What’s worst is this is once again a donation. I don’t remember any legal action being required if someone decides to donate his or her money on a promise that never materializes. The mere fact that it’s a promise means you’re taking a risk that the promise may not be made or even executed to expectations. Sure, you can say that it’s morally wrong to take crowdfunders money and run with it, but the crowdfunders knew the risk, especially when it’s not a legal contract that’s being made.
Let’s put it this way, investors who decide to purchase stock in a company know that there’s a risk that the company can go broke and may never receive their money. But unlike crowdfunders, investors after purchasing a stock, are considered part owners of the company and may reap the benefits or failures of the company’s performance. But if a company goes under the FTC will simply say “oh well” given that there isn’t any foul play such as fraud or embezzlement.

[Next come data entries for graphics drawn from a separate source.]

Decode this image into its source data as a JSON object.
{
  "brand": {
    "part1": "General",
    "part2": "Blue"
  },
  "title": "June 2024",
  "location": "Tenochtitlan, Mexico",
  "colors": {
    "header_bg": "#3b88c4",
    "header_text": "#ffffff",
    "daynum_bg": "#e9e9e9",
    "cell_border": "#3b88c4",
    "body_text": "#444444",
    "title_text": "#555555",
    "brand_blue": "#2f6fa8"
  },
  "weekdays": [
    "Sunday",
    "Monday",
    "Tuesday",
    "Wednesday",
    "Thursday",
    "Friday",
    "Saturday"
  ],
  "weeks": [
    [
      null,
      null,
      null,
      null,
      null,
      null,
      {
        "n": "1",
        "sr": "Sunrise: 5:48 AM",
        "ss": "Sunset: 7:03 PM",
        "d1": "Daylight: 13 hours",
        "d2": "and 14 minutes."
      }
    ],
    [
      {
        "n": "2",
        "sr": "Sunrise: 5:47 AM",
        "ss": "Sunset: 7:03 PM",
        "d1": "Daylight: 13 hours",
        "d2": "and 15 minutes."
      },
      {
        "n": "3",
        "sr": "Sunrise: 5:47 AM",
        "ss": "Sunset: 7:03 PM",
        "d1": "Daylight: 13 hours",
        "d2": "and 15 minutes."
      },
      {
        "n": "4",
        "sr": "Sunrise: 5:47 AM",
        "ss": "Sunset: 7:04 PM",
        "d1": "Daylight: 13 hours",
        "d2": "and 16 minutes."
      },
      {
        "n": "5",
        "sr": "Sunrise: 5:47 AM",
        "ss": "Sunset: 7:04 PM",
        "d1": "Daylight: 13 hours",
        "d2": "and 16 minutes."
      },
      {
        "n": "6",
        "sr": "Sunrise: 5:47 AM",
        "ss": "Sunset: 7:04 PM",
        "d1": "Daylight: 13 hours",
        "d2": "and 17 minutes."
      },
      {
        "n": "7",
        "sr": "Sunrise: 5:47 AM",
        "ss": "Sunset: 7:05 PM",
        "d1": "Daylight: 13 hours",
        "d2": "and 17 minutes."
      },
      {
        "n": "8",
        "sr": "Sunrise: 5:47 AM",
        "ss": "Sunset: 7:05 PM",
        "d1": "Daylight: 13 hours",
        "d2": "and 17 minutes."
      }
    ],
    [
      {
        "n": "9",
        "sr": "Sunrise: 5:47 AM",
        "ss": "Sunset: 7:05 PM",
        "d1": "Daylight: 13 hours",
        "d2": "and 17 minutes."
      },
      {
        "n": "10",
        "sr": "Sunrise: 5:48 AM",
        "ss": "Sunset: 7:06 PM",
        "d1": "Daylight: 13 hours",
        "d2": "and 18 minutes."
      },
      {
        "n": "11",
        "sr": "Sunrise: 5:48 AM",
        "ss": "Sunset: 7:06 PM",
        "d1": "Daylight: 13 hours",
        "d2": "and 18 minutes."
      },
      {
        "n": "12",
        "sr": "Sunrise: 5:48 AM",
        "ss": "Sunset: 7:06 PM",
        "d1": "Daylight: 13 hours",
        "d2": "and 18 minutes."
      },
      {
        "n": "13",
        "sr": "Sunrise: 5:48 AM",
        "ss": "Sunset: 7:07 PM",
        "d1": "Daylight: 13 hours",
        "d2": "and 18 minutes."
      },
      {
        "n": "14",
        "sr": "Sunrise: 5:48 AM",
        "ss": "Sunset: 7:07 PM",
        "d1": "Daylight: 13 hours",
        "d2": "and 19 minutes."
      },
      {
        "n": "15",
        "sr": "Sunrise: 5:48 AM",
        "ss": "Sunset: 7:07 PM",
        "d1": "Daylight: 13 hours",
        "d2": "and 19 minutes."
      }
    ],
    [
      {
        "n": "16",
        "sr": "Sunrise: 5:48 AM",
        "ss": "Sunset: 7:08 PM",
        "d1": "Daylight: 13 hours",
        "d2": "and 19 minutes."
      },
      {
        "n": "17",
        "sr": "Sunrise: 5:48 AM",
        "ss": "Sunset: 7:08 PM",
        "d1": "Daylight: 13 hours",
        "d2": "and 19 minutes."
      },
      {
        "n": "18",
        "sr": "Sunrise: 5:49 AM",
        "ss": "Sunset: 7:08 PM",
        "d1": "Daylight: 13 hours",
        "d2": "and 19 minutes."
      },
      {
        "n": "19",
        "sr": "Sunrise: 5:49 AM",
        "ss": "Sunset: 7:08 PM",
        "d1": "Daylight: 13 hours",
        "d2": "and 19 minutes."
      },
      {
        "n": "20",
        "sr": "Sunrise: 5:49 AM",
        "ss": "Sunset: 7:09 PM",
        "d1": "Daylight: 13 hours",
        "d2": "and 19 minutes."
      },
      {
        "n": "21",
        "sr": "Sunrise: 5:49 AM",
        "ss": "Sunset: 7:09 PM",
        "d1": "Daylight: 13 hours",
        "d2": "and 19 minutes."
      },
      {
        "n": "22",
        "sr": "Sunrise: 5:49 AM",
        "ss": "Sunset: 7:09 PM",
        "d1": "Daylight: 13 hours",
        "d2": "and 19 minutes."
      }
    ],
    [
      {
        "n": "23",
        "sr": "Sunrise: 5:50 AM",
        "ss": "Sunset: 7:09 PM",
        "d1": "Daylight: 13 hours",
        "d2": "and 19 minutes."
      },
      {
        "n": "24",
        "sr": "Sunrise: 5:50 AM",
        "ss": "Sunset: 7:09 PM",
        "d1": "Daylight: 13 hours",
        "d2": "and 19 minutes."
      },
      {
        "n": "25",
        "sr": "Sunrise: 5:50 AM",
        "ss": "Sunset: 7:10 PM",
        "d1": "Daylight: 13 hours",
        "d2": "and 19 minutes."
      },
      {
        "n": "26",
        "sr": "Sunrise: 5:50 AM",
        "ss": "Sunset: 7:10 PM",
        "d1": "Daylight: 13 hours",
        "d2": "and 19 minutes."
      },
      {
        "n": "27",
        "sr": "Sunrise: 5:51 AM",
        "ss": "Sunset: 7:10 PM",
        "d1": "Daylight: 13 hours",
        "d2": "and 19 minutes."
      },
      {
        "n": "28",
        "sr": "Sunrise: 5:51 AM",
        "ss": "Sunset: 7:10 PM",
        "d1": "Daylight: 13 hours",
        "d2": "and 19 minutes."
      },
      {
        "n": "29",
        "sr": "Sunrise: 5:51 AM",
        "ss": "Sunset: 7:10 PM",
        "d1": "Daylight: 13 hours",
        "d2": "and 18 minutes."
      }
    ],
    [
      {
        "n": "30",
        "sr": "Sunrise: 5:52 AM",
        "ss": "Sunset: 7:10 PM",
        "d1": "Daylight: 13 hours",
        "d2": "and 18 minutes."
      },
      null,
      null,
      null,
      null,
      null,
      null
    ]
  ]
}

But for crowdfunding projects? Well, once again it’s a donation, a donation that you’re not forced to participate and a donation that may never materialize. So donate at your own risk. Getting the government involved in projects that never materialize can really backfire because there are some companies (or individuals) that actually try to produce a product but unfortunately run into some hard times and are not able to fulfill their promise to donators. But if the FTC steps in to protect the consumers who donated their money willingly and knowingly, this could cause small developers to not opt in for crowdfunding because they know there could be a chance that they’re hit with a legal fine.
In fact, even though they may not like it, it will be safer to work with a bigger studio such as Electronic Arts or Activision/Blizzard because the larger studios are much more capable of absorbing fees and risk that are associated with government controls such as the FTC. If the government decides to crack down on crowdfunding, I can see small developers becoming less interested in asking for donations because the risks involved will simply not be worth it.
Besides, real consumer protection comes from the consumers themselves, not the government. Chances are after the market (a.k.a consumers) get burned one too many times on the false premise of being promised a product, they'll simply stop throwing their money on non-trustworthy developers and will instead donate to those they're familiar with or perhaps after they see initial progress already developed. At least with this method the government stays out of it, and by sitting on the sidelines there's no way the government can grow to abuse its power all in the name of consumer protection rights.